Fabien Tarissan : Est-ce qu’il faut ?, je ne sais pas, mais est-ce qu’on peut ?, oui. J’en ai fait l’expérience, je suis déjà intervenu en maternelle. Du coup, il faut réfléchir à ce qu’est le programme au niveau scolaire auquel on essaye de participer. C’est très personnel ce que je dis là, ce n’est pas une réponse globale. En l’occurrence, quand j’étais intervenu en moyenne section, ils travaillaient la notion de déplacement et de positionnement dans l’espace. Il fallait que les élèves, dans l’année, arrivent à comprendre quand on leur dit « droite, gauche », quand on leur dit à « droite de l’arbre, à gauche de l’arbre, à l’entrée, etc. » On avait travaillé sur un petit problème de déplacer des personnages sur une grille, ça participait d’un conte qui était travaillé à ce moment-là. J’étais intervenu pour discuter avec les élèves de comment on pourrait expliquer à ce petit personnage qui doit se rendre à un endroit sur une carte comment se déplacer. Donc on avait discuté langage. On avait essayé ensemble de mettre au point des mots clefs qui permettraient à quelqu’un, les élèves, de décrire le déplacement que le personnage devait opérer sur une grille et ensuite on avait mis en œuvre ce langage qu’ils avaient donc proposé eux-mêmes, bien sûr on avait encadré ça. Ensuite ils écrivaient de tout petits programmes à base de flèches, à base de déplacements et c’étaient des algorithmes, c’était leurs premiers programmes. Bien sûr, on ne mettait pas ces mots-là dessus. On ne parle pas de programme, on ne parle pas de langage, on ne parle pas d’algorithme et de complexité, bien évidemment. Mais on fait le plus important c’est-à-dire qu’on travaille les concepts, on forge de l’intuition pour que plus tard, dans leur scolarité, lorsqu’ils tombent sur la notion d’algorithme, la notion de terminaison, la notion de programme, eh bien ça fasse écho à des choses qu’ils ont déjà travaillées plus jeunes.
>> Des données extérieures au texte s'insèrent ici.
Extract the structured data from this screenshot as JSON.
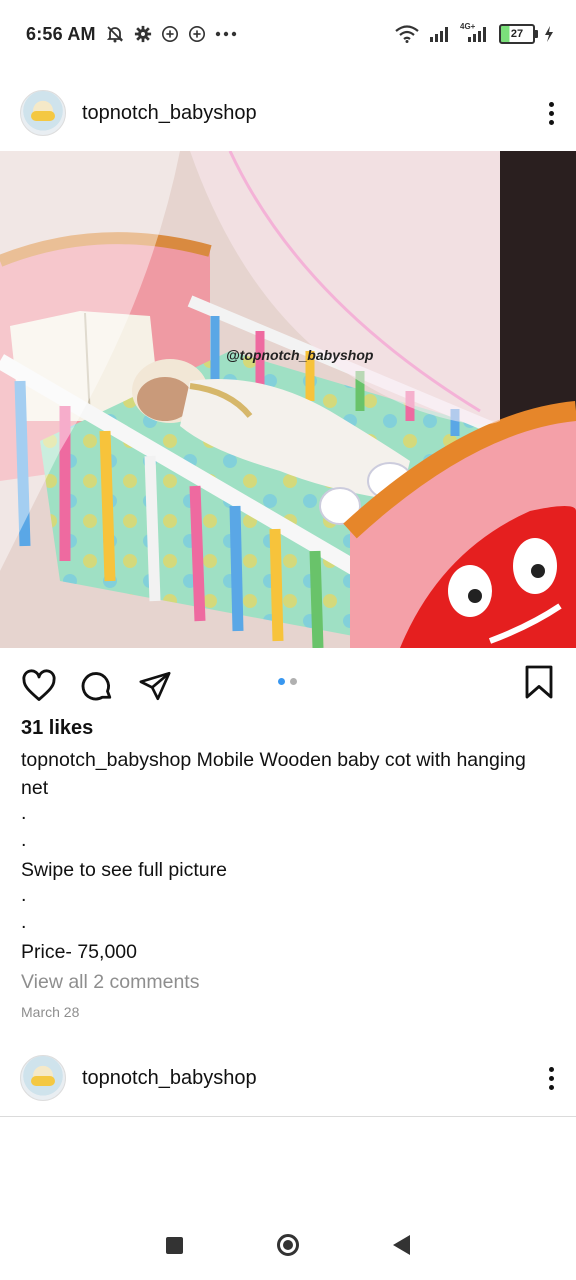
{
  "status_bar": {
    "time": "6:56 AM",
    "left_icons": [
      "muted-bell-icon",
      "gear-icon",
      "plus-circle-icon",
      "plus-circle-icon",
      "more-dots-icon"
    ],
    "right_icons": [
      "wifi-icon",
      "signal-icon",
      "signal-4g-icon",
      "battery-icon",
      "charging-icon"
    ],
    "network_label": "4G+",
    "battery_level": "27"
  },
  "post": {
    "username": "topnotch_babyshop",
    "image_watermark": "@topnotch_babyshop",
    "carousel": {
      "count": 2,
      "active_index": 0,
      "active_color": "#3897f0",
      "inactive_color": "#b0b0b0"
    },
    "likes": "31 likes",
    "caption": {
      "username": "topnotch_babyshop",
      "text": "Mobile Wooden baby cot with hanging net",
      "line_dot_1": ".",
      "line_dot_2": ".",
      "line_swipe": "Swipe to see full picture",
      "line_dot_3": ".",
      "line_dot_4": ".",
      "line_price": "Price- 75,000"
    },
    "comments_link": "View all 2 comments",
    "date": "March 28"
  },
  "next_post": {
    "username": "topnotch_babyshop"
  },
  "colors": {
    "text": "#111111",
    "muted": "#8e8e8e",
    "divider": "#dbdbdb"
  }
}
Frédéric Couchet : Est-ce que ce que vous décrivez est un peu en rapport à ce qu’on faisait il y a longtemps, ça existe peut-être toujours, la tortue du langage Logo ?
Fabien Tarissan : Oui. Sauf que là on ne le faisait pas avec une machine. Le problème que je vois dans l’apprentissage avec exclusivement un ordinateur c’est que c’est un médium qui met une barrière entre les concepts dont on parlait tout à l’heure et leur apprentissage. Si on passe par l’ordinateur pour enseigner ces concepts, alors il faut alors au préalable appréhender l’outil, il faut être capable d’écrire sur un clavier, il faut être capable d’être agile avec ses doigts, il faut être capable de lire les messages d’erreur sur un ordinateur. Donc il y a tout un écart qui se fait entre les concepts-mêmes et l’apprentissage. Lorsqu’on évacue l’ordinateur, notamment auprès des plus jeunes, ça facilite beaucoup le fait de travailler les concepts. Nous on travaillait ça avec du papier, un crayon et des flèches. Sinon oui, ça correspond beaucoup à ce qu’on faisait avec la tortue Logo, bien sûr.
Frédéric Couchet : D’accord. Dans l’enseignement actuel français on peut commencer dès la maternelle, mais dans les programmes officiels on commence à partir de quand en fait ? À partir de quelle classe d’âge ?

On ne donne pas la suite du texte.